Detection Strategies

  • Monitor file system events for creation of new dotfiles in workspace directories
  • Implement file integrity monitoring for sensitive configuration paths including .vscode/ directories
  • Review AI interaction logs for suspicious prompt patterns indicative of injection attempts
  • Compare workspace configurations against known-good baselines to detect unauthorized modifications

Monitoring Recommendations

  • Enable audit logging for all file creation events within development workspaces
  • Configure endpoint detection to alert on suspicious VS Code settings modifications
  • Implement behavioral analysis to detect unusual AI-driven file operations
  • Deploy SentinelOne Singularity to monitor for indicators of prompt injection and subsequent malicious file creation

How to Mitigate CVE-2025-54130

Immediate Actions Required

  • Upgrade Cursor to version 1.3.9 or later immediately
  • Review existing workspaces for unexpected or suspicious dotfiles
  • Audit .vscode/settings.json files for malicious configurations or task definitions
  • Enable additional approval requirements for AI-driven file operations where available

Patch Information

Anysphere has released version 1.3.9 of Cursor which addresses this vulnerability by enforcing proper authorization checks for all dotfile operations, including creation of new files.
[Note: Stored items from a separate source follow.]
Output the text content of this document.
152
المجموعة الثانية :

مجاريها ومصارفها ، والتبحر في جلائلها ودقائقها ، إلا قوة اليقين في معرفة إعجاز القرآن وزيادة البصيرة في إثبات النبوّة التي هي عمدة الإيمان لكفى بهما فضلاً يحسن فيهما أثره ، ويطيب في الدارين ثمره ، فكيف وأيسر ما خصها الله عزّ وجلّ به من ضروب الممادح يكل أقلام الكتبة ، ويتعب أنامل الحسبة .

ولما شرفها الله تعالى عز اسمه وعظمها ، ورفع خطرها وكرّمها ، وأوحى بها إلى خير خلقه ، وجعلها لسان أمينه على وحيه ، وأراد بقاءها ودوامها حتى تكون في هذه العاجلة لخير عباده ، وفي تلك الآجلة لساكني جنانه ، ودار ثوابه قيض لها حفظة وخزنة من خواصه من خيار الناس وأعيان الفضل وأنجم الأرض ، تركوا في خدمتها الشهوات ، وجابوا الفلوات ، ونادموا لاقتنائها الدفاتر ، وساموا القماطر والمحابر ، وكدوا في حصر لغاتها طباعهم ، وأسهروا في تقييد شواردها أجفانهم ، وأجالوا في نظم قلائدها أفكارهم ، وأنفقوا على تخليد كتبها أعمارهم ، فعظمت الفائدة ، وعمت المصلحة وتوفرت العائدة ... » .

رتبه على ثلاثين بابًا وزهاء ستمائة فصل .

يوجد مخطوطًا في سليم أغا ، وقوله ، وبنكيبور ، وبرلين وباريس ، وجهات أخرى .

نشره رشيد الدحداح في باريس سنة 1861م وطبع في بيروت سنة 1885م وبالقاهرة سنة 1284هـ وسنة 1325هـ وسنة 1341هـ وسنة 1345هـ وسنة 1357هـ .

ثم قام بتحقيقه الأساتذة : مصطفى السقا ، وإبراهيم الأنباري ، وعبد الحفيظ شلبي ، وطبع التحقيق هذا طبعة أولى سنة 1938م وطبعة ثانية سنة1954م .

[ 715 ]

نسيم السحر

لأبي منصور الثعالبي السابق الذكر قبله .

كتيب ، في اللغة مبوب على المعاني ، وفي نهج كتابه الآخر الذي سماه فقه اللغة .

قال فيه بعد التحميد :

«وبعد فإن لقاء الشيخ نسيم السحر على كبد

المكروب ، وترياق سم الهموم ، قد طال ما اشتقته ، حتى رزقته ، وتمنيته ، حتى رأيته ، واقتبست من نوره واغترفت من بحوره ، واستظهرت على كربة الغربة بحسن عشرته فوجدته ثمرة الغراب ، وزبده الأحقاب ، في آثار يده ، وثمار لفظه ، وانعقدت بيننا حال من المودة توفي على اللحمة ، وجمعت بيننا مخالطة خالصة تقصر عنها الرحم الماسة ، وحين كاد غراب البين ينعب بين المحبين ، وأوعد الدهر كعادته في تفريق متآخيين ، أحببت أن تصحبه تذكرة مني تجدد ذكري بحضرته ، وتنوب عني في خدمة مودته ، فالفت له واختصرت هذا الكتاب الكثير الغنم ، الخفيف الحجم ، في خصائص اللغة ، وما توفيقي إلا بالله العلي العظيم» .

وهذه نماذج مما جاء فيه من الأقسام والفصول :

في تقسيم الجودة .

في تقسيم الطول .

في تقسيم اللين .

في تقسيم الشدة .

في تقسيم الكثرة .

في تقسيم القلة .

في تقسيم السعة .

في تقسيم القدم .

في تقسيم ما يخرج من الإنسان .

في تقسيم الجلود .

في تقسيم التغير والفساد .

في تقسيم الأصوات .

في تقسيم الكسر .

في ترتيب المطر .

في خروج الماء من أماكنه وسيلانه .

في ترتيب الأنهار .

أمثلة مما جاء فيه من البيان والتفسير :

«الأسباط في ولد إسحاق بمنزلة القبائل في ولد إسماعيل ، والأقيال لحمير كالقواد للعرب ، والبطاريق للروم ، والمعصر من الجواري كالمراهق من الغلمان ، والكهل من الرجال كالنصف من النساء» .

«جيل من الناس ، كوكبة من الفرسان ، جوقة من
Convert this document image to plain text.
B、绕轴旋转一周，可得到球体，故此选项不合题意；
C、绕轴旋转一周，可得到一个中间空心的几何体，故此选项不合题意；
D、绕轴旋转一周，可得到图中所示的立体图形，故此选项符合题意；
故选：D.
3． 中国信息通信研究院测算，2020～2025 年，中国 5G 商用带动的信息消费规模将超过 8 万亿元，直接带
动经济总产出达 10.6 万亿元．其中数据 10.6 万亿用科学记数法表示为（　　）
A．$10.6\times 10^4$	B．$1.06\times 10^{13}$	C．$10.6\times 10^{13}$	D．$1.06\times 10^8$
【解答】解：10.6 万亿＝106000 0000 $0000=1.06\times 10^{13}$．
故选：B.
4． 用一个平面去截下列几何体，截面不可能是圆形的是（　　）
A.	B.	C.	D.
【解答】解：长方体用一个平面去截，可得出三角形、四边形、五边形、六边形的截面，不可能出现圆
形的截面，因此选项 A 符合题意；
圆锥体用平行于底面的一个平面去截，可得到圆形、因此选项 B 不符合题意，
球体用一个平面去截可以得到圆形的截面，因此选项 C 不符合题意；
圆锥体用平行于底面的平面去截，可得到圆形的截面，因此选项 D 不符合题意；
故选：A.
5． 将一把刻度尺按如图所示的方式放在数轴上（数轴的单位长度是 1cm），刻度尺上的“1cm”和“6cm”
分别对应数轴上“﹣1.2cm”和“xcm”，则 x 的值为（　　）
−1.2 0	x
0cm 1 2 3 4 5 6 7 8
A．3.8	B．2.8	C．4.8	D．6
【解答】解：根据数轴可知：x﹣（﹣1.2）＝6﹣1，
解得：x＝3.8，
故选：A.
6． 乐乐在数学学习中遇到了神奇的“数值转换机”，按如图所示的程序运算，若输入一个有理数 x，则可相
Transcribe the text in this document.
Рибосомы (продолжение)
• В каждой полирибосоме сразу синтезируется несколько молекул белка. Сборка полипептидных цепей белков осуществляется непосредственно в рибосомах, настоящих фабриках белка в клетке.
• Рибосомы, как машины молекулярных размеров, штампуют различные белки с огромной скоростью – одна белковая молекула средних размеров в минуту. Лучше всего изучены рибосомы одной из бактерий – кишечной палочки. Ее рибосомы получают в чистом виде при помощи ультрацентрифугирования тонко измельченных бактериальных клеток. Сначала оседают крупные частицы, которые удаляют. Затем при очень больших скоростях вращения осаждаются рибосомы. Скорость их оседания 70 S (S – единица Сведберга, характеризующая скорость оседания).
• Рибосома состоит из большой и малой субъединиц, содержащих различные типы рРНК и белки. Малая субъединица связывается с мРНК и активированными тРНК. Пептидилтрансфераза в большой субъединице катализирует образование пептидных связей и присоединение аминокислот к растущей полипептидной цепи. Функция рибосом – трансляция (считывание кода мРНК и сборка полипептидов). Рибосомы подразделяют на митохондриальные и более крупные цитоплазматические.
Users should update to this version or later through the standard update mechanism. For additional details, refer to the GitHub Security Advisory for GHSA-vqv7-vq92-x87f.

Workarounds

  • Pre-create empty .vscode/settings.json files in all workspaces to trigger the existing edit approval mechanism
  • Restrict AI features from accessing or modifying workspace configuration directories
  • Implement file system permissions to prevent automated creation of dotfiles
  • Use read-only workspace configurations where development requirements permit
bash
# Create protective .vscode/settings.json in existing workspaces
# This ensures the edit-approval mechanism is triggered for any modifications
find /path/to/workspaces -type d -name ".vscode" -prune -o -type d -maxdepth 2 -exec sh -c '
  mkdir -p "$1/.vscode" && touch "$1/.vscode/settings.json"
' _ {} \;

# Set restrictive permissions on existing VS Code settings
chmod 644 /path/to/workspace/.vscode/settings.json

Disclaimer: This content was generated using AI. While we strive for accuracy, please verify critical information with official sources.